L’uso – e qui è tutta farina di Boris, Scola non c’entra – è di due tipi, opposti e in fondo uguali. Il primo è quello più evidente: ed è appunto il trasformare il magistero bergogliano in una decalcomania devota al progressismo dei nuovi diritti, per cui il sentimento amoroso è la sola sostanza della vita e delle cose. Il secondo uso è apparentemente il suo contrario, ma in realtà accetta questa deformazione, e ne cava il pretesto per dichiararlo anti-Papa e proclamare che il cattolicesimo non è più utile neppure come cemento di valori morali. Questa idea coinvolge anche teste nobili, ma tragicamente convinte di una sorta di primato intellettuale persino nei confronti dello Spirito Santo.
La posizione giusta non sta nel mezzo, cioè in un terzo schema, in una ideologia mediana. Ma nel primato della persona. Tu e Boris. Noi non siamo – afferma Scola – categorie, ma persone. Non siamo omosessuali con certi diritti da riconoscere più o meno, oppure appartenenti alla corporazione degli eterosessuali.
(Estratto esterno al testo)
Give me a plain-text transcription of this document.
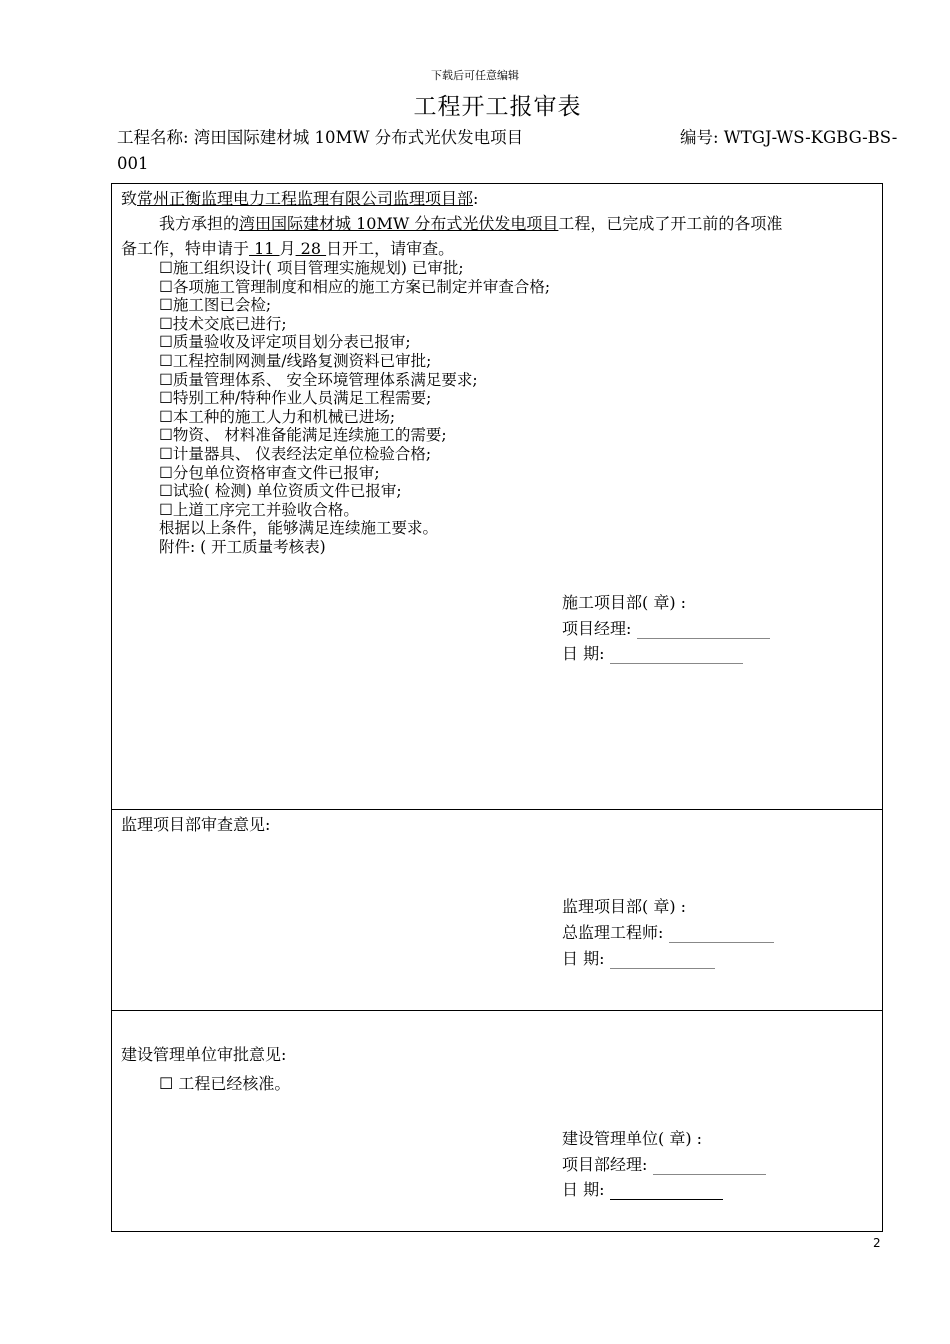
下载后可任意编辑
工程开工报审表
工程名称: 湾田国际建材城 10MW 分布式光伏发电项目	编号: WTGJ-WS-KGBG-BS-
001
致常州正衡监理电力工程监理有限公司监理项目部:
我方承担的湾田国际建材城 10MW 分布式光伏发电项目工程，已完成了开工前的各项准
备工作，特申请于 11 月 28 日开工，请审查。
☐施工组织设计( 项目管理实施规划) 已审批;
☐各项施工管理制度和相应的施工方案已制定并审查合格;
☐施工图已会检;
☐技术交底已进行;
☐质量验收及评定项目划分表已报审;
☐工程控制网测量/线路复测资料已审批;
☐质量管理体系、 安全环境管理体系满足要求;
☐特别工种/特种作业人员满足工程需要;
☐本工种的施工人力和机械已进场;
☐物资、 材料准备能满足连续施工的需要;
☐计量器具、 仪表经法定单位检验合格;
☐分包单位资格审查文件已报审;
☐试验( 检测) 单位资质文件已报审;
☐上道工序完工并验收合格。
根据以上条件，能够满足连续施工要求。
附件: ( 开工质量考核表)
施工项目部( 章) :
项目经理:
日 期:
监理项目部审查意见:
监理项目部( 章) :
总监理工程师:
日 期:
建设管理单位审批意见:
☐ 工程已经核准。
建设管理单位( 章) :
项目部经理:
日 期:
2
O magari nella casta degli sposati felici, con certe pretese e certi doveri, oppure in quella dei divorziati risposati a cui si deve studiare se passare l’eucarestia come diritto. Ogni persona, ogni rapporto è un unicum.
Persino il dramma non è mai identico. Lo scriveva, a proposito delle famiglie infelici, già Tolstoj nell’incipit di Anna Karenina. E Scola attacca il pelagianesimo di chi ritiene che l’indissolubilità del matrimonio cristiano sia legata alla buona volontà. Ma no. Essa è possibile, e c’è, perché costruita sacramentalmente da Cristo. E non si tratta allora di rendere facile lo sciogliere il vincolo con il consenso del vescovo. Ma di vedere se esso c’era in origine. Perché se c’era, c’è. E se non c’era, meglio non ingarbugliare le trafile.
E le unioni omosessuali? Scopro con Scola che trasformarle in una categoria sociale disperde persino il tesoro di un amore tra due persone dello stesso sesso, banalizzandolo, riducendolo a problematica sociale. E invece anche lì. Ogni storia è unica. E perché non proporre di vivere un cammino difficile di castità, un sacrificio d’amore. È così bella la strada dell’obbedienza alla sorgente. Con questo pensiero forte in testa, Boris si sente pieno di tenerezza, disposto ad andare in giro disarmato. La bella ragione.